Grouping by multiple columns in Pandas - Time & Space Complexity
When we group data by multiple columns, we want to see how the time to do this grows as the data gets bigger.
We ask: How does the work increase when we add more rows or more groups?
Analyze the time complexity of the following code snippet.
import pandas as pd
data = pd.DataFrame({
'City': ['NY', 'LA', 'NY', 'LA', 'NY'],
'Year': [2020, 2020, 2021, 2021, 2020],
'Sales': [100, 200, 150, 250, 300]
})
grouped = data.groupby(['City', 'Year']).sum()
This code groups sales data by both city and year, then sums the sales in each group.
Identify the loops, recursion, array traversals that repeat.
- Primary operation: Scanning each row to find its group based on city and year.
- How many times: Once for each row in the data.

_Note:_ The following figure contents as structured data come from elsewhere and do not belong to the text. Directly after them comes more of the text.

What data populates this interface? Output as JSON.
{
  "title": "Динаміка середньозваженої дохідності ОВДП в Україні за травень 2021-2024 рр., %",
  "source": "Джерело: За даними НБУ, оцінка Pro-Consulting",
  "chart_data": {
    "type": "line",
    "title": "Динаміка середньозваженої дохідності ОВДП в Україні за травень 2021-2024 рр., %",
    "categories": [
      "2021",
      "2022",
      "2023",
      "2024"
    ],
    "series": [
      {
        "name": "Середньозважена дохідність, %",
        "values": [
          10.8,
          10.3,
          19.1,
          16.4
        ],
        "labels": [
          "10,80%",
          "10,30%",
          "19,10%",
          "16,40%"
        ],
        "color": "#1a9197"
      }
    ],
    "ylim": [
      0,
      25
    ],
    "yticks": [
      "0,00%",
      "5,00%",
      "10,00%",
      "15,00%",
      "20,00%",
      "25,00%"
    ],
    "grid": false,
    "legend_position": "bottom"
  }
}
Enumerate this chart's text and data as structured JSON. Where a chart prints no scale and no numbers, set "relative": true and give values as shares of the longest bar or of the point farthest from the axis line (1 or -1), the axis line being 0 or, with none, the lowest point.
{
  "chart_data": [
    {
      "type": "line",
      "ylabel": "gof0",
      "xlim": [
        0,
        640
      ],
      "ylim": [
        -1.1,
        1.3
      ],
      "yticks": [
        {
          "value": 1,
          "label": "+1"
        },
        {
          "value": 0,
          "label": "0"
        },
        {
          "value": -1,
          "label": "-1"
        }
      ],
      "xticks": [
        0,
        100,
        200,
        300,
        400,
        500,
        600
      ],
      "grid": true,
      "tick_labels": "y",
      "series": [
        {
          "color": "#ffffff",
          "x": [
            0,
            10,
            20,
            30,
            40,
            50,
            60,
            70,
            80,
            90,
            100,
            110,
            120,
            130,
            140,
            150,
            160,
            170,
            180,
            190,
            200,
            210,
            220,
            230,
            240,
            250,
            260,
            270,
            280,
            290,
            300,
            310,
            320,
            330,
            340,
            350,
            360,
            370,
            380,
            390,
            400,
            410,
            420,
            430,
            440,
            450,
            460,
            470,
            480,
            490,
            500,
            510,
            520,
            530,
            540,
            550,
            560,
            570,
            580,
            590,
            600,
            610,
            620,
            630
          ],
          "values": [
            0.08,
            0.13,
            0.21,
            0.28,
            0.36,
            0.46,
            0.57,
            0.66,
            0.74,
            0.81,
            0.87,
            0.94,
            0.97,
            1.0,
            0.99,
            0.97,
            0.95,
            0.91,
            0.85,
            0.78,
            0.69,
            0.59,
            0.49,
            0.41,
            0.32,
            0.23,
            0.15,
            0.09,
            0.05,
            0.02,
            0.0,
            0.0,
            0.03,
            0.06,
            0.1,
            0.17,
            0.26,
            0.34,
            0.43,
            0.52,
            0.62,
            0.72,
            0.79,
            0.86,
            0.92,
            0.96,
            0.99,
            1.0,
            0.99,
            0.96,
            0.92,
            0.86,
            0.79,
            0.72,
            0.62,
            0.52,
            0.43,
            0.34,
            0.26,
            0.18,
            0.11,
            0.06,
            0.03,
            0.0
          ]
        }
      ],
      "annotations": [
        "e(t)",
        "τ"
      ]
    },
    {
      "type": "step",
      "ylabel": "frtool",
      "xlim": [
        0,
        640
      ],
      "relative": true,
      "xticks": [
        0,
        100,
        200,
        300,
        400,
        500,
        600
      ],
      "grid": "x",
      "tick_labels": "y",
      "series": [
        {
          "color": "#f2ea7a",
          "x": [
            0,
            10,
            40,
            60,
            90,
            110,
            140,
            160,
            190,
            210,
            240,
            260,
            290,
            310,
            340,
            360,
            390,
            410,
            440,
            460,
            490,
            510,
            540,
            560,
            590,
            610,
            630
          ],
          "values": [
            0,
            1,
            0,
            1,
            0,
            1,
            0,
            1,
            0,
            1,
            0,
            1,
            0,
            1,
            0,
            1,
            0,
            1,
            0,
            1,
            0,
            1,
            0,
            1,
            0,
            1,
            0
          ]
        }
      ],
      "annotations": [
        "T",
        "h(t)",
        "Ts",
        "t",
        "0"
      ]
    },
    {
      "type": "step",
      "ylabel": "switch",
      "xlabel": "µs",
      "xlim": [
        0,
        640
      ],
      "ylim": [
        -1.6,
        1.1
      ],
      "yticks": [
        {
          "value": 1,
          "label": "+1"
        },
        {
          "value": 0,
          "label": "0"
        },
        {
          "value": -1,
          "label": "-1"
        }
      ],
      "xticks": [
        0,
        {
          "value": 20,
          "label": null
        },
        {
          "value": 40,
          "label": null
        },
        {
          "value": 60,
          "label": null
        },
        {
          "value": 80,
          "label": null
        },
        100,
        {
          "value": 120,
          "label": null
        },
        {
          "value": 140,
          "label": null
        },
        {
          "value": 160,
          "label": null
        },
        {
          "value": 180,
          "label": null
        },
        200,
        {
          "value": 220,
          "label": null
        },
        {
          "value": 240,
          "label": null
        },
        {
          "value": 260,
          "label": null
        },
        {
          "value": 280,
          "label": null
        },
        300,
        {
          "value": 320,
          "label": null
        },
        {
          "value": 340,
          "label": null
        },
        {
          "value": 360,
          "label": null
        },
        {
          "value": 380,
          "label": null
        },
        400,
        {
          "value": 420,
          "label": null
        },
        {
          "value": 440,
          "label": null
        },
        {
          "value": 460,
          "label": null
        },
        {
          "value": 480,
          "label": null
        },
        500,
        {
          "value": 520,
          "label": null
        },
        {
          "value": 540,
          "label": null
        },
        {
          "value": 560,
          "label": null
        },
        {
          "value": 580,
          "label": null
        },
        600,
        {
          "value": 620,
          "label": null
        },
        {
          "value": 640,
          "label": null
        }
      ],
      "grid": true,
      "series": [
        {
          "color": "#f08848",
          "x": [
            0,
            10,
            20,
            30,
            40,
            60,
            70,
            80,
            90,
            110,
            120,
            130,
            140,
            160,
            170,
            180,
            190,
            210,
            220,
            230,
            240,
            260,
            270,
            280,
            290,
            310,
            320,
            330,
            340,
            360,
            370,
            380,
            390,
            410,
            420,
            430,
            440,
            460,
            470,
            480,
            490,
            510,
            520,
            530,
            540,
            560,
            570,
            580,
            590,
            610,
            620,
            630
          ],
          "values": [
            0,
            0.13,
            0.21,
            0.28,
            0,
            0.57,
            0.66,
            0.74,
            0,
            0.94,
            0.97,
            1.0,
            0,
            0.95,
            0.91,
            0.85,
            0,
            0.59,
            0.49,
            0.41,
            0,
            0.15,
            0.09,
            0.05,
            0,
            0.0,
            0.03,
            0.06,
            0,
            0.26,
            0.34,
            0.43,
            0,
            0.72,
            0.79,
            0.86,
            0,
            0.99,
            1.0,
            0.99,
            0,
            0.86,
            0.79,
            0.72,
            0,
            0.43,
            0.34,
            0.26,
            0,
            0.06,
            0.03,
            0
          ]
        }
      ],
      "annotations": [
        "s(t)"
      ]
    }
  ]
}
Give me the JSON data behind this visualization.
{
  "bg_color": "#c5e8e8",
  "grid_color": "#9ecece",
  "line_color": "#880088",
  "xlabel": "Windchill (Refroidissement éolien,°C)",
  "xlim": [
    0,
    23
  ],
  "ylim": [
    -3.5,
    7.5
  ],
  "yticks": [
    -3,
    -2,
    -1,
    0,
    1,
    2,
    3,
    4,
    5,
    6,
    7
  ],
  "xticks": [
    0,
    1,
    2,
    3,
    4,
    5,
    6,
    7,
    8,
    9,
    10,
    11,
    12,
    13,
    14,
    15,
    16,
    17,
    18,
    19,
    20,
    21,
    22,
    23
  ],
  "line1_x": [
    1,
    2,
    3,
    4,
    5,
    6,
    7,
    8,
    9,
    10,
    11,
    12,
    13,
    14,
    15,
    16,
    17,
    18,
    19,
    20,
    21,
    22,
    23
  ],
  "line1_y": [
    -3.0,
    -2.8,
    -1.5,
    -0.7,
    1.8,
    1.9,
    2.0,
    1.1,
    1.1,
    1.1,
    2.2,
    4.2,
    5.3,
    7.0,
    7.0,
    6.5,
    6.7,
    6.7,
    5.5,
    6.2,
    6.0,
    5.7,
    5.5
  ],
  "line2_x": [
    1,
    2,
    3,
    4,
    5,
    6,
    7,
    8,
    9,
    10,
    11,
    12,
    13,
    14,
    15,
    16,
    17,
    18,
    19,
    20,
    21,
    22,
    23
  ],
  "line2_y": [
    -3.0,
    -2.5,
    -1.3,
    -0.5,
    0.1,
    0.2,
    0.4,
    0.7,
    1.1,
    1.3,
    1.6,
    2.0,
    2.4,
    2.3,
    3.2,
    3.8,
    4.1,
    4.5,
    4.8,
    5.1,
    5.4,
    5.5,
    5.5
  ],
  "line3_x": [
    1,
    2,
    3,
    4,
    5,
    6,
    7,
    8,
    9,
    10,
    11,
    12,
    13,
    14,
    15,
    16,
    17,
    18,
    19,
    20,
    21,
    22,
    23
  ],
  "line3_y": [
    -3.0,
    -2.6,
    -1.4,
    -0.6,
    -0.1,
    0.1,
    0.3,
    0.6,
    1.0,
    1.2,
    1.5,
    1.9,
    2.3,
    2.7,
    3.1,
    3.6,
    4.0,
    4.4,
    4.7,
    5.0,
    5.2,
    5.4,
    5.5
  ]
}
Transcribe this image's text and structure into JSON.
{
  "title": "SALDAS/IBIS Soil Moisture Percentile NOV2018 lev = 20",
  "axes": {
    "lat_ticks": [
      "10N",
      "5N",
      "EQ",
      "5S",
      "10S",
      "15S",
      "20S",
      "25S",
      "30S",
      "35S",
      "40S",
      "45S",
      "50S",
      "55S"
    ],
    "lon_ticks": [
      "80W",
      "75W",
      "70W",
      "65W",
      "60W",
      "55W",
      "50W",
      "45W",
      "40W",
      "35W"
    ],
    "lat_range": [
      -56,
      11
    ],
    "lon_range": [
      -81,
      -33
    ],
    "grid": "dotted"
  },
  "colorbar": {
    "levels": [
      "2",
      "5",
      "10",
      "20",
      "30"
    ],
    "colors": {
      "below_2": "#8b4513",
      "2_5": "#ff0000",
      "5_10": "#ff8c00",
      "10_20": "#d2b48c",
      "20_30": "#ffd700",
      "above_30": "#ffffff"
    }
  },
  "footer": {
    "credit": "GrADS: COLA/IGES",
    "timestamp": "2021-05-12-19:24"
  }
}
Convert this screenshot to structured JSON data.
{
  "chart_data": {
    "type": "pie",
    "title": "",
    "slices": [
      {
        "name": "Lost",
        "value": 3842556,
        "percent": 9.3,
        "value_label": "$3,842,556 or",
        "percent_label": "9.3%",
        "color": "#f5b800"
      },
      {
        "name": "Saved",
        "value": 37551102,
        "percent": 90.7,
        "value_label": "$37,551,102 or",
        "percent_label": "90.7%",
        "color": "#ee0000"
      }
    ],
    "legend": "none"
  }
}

As the number of rows grows, the time to group and sum grows roughly in direct proportion.
| Input Size (n) | Approx. Operations |
|---|---|
| 10 | About 10 operations to assign groups and sum |
| 100 | About 100 operations |
| 1000 | About 1000 operations |
Pattern observation: Doubling the rows roughly doubles the work needed.
Time Complexity: O(n)
This means the time to group by multiple columns grows linearly with the number of rows.
[X] Wrong: "Grouping by more columns makes the operation take much longer than just one column, like multiplying time by the number of columns."
[OK] Correct: Actually, grouping time depends mostly on the number of rows, not the number of grouping columns. Adding columns changes how groups are identified but does not multiply the work by the number of columns.
Understanding how grouping scales helps you explain data processing steps clearly and shows you can think about efficiency in real tasks.
"What if we grouped by only one column instead of two? How would the time complexity change?"